Hüdâyî Hazretleri, üstâdı Üftâde'nin vefatından sonra Şeyhülislâm Hoca Sâdeddin Efendi'nin delâletiyle İstanbul'a yerleşti.
O'nun Üsküdar'da kurduğu dergâh, kısa zamanda her tabakadan insana hitap eden mâneviyat ve irfân mektebi hâline geldi. Cihan sultanlarının teveccüh ve alâkasını celb etti. Onları da dergâhın dervişleri arasına kattı.
Husûsiyle III. Murâd Han, I. Ahmed Han, II. Genç Osman Han ve IV. Murâd Han, Hüdâyî Hazretleri'nin yakın irşâdına mazhar oldular. Hüdâyî Hazretleri, bunlardan IV. Murâd Han'ın kılıç kuşanma merâsiminde bizzat bulunmuş ve âdet olduğu üzere Ebû Eyyûb el-Ensârî Hazretleri'nin türbe-i seâdetlerinde Hazret-i Ömer'in kılıcını yeni pâdişâha bizzat kuşandırmıştır.
AZİZ MAHMUD ADIYLA ANILAN MAHALLEDE YER ALAN CAMİ VE TÜRBE
Mihrimah Sultan ve Vezir-i Azam Rüstem Paşa'nın kızı Ayşe Hanım Sultan tarafından Edirne, Mısır, Şam ve Bursa'da kadılık yapmış Aziz Mahmut Hüdayi adına yaptırılmıştır.
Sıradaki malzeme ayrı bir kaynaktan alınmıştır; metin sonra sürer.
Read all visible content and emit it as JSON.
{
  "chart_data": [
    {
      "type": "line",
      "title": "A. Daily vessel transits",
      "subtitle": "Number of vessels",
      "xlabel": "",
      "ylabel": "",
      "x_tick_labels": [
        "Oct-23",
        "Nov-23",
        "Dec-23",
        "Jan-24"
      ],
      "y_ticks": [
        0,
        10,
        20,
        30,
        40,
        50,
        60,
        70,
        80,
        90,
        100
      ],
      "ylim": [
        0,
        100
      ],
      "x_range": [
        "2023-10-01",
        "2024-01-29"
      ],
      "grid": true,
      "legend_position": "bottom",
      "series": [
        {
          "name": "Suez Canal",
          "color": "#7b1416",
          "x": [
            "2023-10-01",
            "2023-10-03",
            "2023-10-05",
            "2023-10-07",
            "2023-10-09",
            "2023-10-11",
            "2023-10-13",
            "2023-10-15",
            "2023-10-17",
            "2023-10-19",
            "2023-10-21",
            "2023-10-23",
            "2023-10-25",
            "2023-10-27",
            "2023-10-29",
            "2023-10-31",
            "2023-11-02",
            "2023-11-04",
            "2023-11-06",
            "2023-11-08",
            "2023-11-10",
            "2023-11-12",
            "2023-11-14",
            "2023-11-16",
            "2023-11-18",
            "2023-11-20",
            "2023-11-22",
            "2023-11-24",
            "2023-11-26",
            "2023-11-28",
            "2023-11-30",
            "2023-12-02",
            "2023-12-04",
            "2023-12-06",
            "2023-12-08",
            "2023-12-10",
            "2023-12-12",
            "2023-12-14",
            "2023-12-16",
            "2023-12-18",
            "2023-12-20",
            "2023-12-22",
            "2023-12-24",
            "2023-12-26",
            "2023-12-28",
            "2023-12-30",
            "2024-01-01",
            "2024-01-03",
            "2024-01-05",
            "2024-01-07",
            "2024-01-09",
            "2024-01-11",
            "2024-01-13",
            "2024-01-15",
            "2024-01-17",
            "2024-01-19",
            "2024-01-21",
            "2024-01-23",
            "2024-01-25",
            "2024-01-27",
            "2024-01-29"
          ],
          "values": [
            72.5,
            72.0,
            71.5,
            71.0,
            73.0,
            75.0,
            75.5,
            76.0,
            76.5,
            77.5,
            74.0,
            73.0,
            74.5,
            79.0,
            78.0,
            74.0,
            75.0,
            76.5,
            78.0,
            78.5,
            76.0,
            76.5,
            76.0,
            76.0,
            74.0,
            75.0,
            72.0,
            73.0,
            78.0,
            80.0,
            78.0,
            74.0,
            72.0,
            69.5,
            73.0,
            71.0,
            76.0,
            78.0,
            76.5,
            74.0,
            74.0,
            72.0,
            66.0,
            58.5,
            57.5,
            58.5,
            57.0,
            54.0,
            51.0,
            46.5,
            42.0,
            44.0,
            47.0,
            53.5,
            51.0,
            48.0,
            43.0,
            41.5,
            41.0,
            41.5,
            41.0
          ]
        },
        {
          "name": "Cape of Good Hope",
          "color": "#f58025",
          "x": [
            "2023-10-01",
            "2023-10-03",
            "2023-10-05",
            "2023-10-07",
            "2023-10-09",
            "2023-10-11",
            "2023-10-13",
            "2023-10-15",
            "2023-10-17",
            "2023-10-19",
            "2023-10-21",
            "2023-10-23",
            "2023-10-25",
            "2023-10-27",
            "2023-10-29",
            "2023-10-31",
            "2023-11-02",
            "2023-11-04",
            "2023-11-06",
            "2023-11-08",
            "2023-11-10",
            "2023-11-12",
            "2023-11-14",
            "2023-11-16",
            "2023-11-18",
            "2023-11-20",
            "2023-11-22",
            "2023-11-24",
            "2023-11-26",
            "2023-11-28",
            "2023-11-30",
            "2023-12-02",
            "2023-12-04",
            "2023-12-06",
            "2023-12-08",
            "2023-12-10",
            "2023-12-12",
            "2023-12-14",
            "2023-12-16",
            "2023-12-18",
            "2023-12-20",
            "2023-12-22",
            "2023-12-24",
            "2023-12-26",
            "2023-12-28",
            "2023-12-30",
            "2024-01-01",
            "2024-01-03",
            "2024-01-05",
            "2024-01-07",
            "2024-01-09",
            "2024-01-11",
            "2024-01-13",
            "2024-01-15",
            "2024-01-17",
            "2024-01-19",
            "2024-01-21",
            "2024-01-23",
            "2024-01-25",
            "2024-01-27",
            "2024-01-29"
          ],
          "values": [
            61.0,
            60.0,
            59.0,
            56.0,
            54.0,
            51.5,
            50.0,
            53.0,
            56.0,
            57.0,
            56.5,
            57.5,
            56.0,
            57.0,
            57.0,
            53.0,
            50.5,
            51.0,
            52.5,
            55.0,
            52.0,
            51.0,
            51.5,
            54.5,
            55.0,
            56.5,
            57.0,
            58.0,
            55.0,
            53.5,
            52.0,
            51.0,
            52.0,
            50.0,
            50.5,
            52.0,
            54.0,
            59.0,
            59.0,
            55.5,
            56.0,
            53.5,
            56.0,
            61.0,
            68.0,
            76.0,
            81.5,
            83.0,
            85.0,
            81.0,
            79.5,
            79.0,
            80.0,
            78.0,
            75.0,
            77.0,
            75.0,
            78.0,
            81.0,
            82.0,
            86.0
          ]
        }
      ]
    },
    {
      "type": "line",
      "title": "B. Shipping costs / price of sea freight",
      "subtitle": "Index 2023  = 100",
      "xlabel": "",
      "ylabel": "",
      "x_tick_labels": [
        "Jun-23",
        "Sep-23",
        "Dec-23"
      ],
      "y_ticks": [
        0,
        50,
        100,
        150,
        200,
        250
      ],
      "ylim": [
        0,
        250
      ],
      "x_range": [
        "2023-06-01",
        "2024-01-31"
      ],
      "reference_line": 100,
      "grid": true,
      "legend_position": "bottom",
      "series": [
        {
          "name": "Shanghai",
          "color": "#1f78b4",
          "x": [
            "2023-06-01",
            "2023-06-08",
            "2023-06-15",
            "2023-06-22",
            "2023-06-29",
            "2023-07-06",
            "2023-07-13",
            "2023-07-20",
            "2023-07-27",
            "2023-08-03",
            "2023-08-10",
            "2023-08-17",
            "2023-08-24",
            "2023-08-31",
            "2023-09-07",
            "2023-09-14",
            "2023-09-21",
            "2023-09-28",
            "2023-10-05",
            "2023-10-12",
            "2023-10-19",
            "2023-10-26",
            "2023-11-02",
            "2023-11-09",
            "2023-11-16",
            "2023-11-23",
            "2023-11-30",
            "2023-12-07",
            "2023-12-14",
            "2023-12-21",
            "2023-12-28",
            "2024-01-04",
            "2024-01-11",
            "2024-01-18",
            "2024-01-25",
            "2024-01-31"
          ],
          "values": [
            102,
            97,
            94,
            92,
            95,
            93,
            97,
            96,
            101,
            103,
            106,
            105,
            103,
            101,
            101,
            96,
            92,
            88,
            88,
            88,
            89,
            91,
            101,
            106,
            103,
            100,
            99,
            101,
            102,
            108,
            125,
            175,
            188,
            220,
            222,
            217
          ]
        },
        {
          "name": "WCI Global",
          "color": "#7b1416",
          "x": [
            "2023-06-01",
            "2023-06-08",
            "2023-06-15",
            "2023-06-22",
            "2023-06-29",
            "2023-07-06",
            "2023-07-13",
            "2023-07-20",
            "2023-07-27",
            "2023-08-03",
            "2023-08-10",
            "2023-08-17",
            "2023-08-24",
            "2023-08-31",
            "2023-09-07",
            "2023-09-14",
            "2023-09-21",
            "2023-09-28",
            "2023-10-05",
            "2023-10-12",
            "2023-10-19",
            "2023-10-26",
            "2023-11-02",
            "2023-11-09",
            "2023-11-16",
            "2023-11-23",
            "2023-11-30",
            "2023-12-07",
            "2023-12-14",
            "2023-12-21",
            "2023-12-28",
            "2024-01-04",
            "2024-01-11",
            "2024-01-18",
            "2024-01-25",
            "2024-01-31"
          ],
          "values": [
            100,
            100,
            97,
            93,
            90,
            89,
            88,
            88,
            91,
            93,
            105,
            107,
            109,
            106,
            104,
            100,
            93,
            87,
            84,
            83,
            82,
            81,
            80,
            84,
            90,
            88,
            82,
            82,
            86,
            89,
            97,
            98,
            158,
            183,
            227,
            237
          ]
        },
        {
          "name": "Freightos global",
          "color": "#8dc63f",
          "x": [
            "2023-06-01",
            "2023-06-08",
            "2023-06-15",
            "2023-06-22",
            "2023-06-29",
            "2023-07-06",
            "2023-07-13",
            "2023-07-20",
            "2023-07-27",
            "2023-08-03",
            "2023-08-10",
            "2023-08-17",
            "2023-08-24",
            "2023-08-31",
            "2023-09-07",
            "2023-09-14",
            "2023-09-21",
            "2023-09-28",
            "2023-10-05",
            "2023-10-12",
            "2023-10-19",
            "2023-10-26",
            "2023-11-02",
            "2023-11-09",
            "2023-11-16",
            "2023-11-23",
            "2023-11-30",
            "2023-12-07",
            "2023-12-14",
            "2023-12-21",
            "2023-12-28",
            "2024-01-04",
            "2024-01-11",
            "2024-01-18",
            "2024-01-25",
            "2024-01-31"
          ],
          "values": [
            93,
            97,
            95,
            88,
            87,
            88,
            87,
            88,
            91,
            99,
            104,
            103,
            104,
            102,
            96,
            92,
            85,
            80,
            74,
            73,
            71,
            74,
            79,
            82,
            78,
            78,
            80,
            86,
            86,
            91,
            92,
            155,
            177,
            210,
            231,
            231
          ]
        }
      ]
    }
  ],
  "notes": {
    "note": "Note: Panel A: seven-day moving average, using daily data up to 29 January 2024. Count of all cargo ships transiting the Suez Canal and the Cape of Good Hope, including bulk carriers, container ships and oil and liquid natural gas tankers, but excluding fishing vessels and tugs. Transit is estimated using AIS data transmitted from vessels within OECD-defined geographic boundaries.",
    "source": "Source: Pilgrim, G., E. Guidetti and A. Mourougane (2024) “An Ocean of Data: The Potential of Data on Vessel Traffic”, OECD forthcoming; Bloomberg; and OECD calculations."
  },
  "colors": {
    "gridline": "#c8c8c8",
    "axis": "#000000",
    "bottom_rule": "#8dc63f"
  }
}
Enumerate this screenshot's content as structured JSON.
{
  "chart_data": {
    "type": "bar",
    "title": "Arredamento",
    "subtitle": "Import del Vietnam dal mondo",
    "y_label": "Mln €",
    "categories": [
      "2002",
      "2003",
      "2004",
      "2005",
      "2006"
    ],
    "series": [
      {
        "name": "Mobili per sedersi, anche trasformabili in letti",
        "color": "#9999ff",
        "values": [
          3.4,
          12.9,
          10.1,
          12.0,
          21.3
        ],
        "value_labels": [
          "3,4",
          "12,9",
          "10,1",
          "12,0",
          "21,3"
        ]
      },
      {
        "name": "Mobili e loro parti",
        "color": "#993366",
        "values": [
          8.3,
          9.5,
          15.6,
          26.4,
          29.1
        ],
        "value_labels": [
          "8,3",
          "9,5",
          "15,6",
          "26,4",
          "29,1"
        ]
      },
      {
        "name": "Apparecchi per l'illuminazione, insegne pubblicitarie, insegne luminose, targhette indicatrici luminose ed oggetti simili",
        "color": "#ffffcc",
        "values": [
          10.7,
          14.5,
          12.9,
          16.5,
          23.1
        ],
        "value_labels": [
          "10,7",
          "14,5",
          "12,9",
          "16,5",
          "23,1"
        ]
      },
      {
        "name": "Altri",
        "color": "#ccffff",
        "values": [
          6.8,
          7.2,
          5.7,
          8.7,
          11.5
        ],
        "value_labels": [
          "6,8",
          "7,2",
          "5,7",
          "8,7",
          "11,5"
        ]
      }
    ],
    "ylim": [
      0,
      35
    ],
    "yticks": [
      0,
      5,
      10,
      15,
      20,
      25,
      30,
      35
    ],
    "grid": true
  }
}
Aziz Mahmud Hüdayi'nin 30 kadar eseri bulunmaktadır ve 7 tanesi Türkçedir.
İstanbul ilinin Üsküdar İlçesindedir. 1589- 1598 yılları arasında yapılan Aziz Mahmut Hüdayi Türbesi ve Camisi İstanbul' luların ziyaretine her daim açıktır.
"Kim umar senden vefâyı
Yalan dünyâ değil misin?
Muhammedü'l-Mustafâ'yı
Alan dünyâ değil misin?"
Aziz Mahmud adıyla anılan mahallede yer alan camii, Osmanlı döneminden kalma tarihi bir eserdir. Sadece camii özelliği göstermeyen eser aynı zamanda bir imarethane, türbe, kütüphane, çeşme, fırın ve hamamdan oluşan yaşam biçimidir. 10 bin metrekarelik bir alana yayılan kompleks bölgedeki aynı adı taşıyan mahallelerden giriş ve çıkış yapılabilir. Kapı girişinde birisi Kethüda Mehmet Paşa diğeri de Hüdayi Efendi için yapılmış iki çeşme yer alır. Şeyhler kabristanı da bu alan içinde yer alır.
"Yâ Rabbî! Kıyâmete kadar bizim yolumuzda bulunanlar, bizi sevenler ve ömründe bir kere türbemize gelip rûhumuza Fâtiha okuyanlar bizimdir. Bize mensub olanlar, denizde boğulmasınlar; âhir ömürlerinde fakirlik görmesinler; imanlarını kurtarmadıkça ölmesinler; öleceklerini bilsinler ve haber versinler ve de ölümleri denizde boğularak olmasın!.."
Camii, derviş tekkesi mimarisine uygun olarak inşa edilmiş ve son şekline Sultan Abdülmecid döneminde kavuşmuştur. Avlu kapısının üzerinde Sultan Abdülmecid için Süleyman Senih Efendi tarafından yazılmış hitabe bulunmaktadır.
Kapının sağ tarafında 1724 yılında, Nevşehirli Damat İbrahim Paşa'nın damadı Mehmet Paşa tarafından yaptırılmış çeşme bulunmaktadır. Solda ise cami ile aynı zamanda yapılmış Aziz Mahmud Hüdayi çeşmesi bulunmaktadır.